Add Databricks Serverless Compute Support by rohitrsh · Pull Request #3392 · flyteorg/flytekit

rohitrsh · 2026-02-17T15:56:42Z

Tracking issue

Why are the changes needed?

Databricks Serverless Compute offers faster startup times (seconds vs. minutes), automatic scaling, and zero infrastructure management. However, the existing flytekit-spark connector only supports classic compute (clusters). This PR enables teams to use serverless without changing their task code.

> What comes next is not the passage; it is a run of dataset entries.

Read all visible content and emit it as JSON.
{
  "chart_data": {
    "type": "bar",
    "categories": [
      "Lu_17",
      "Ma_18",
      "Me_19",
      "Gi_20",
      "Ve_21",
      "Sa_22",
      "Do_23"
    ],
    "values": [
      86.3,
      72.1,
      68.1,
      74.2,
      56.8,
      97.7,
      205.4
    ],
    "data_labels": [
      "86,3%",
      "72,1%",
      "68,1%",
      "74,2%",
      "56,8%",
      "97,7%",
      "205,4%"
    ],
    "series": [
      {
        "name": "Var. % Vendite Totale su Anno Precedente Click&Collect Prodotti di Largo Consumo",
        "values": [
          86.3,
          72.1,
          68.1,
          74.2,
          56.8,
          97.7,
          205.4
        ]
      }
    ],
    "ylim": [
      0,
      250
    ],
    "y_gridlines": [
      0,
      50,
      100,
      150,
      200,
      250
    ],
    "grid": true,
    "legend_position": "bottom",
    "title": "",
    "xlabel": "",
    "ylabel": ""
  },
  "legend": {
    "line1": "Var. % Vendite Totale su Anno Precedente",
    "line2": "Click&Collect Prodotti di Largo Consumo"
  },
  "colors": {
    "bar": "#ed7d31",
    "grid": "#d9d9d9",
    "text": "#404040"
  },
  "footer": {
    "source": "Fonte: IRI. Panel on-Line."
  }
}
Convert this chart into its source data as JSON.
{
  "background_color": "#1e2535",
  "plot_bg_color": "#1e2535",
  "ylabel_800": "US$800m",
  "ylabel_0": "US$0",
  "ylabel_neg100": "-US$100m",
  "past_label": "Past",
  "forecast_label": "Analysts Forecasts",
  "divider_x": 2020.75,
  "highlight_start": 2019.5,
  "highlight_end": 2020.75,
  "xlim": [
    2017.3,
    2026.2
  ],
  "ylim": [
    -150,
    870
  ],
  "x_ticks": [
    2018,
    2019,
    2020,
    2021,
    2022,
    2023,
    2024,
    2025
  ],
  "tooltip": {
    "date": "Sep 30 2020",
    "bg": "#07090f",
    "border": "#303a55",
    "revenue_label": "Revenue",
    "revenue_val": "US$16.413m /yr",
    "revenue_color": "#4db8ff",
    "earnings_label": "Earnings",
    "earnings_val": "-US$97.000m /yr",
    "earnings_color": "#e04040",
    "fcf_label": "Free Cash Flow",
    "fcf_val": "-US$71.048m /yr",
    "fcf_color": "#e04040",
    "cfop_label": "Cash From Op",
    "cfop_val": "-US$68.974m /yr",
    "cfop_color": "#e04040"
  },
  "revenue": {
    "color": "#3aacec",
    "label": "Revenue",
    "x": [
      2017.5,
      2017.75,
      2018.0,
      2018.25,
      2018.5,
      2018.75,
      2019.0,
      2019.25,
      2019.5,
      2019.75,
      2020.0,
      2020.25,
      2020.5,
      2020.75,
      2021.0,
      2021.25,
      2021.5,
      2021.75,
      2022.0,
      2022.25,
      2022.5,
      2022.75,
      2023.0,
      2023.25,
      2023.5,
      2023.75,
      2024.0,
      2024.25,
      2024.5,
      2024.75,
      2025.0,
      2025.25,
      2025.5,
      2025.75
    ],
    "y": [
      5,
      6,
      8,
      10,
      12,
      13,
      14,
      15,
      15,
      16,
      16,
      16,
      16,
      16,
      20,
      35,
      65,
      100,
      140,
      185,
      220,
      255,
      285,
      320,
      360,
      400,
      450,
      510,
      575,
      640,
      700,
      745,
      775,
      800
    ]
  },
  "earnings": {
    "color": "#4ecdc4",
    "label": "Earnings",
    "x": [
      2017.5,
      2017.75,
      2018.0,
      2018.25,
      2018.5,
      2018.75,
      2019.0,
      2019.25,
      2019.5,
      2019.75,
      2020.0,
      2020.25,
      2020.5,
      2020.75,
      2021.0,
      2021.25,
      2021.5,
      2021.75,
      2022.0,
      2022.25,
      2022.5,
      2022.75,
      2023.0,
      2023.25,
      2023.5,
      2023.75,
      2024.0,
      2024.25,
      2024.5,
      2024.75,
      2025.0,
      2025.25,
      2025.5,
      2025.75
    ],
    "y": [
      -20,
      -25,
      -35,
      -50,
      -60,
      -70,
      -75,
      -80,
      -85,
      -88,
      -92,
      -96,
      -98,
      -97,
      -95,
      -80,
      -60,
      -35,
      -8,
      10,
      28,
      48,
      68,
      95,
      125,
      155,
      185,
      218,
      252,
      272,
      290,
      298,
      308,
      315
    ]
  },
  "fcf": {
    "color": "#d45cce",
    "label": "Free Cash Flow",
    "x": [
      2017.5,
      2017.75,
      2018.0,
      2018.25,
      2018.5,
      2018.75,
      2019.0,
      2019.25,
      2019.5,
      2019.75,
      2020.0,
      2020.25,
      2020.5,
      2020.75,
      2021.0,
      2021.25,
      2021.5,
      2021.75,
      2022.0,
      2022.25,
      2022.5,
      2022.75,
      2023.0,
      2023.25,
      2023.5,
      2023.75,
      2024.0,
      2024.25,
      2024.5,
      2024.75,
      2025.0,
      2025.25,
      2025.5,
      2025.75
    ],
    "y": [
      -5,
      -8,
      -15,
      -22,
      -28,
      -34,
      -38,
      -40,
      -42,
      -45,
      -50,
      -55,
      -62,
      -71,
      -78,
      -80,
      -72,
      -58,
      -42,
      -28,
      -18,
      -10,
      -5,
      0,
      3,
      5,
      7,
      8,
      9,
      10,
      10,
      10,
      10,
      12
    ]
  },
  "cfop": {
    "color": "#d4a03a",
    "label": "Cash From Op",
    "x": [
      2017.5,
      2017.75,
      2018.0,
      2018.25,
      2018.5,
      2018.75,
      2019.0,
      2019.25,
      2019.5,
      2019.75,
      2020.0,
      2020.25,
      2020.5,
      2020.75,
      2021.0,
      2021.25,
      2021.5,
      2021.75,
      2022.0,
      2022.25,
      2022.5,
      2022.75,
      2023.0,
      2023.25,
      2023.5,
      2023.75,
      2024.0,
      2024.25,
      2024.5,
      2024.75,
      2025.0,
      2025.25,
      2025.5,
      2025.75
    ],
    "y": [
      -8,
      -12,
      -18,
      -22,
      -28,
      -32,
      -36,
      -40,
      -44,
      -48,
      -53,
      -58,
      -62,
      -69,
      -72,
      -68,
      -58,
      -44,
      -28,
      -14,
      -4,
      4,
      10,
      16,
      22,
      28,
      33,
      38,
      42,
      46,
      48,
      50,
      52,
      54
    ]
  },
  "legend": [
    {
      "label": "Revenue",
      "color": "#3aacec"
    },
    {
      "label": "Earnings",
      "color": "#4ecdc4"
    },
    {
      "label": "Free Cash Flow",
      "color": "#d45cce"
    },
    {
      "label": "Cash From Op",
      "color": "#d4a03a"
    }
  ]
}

Users switch between classic and serverless by changing only the databricks_conf task code stays identical:

import flytekit
from flytekit import task
from flytekitplugins.spark import DatabricksV2

# Classic compute
@task(task_config=DatabricksV2(
    databricks_conf={
        "new_cluster": {
            "spark_version": "15.4.x-scala2.12",
            "node_type_id": "m5.xlarge",
            "num_workers": 2,
        },
    },
    databricks_instance="my-workspace.cloud.databricks.com",
))
def classic_task() -> float:
    spark = flytekit.current_context().spark_session
    return spark.range(100).count()

# Serverless compute same task code, different config
@task(task_config=DatabricksV2(
    databricks_conf={
        "environment_key": "default",
        "environments": [{
            "environment_key": "default",
            "spec": {"client": "1"},
        }],
    },
    databricks_instance="my-workspace.cloud.databricks.com",
    databricks_service_credential_provider="my-s3-credential",
))
def serverless_task() -> float:
    spark = flytekit.current_context().spark_session  # same API
    return spark.range(100).count()

What changes were proposed in this pull request?

Adds first-class support for running Flyte Spark tasks on Databricks Serverless Compute, alongside the existing classic compute (clusters) support.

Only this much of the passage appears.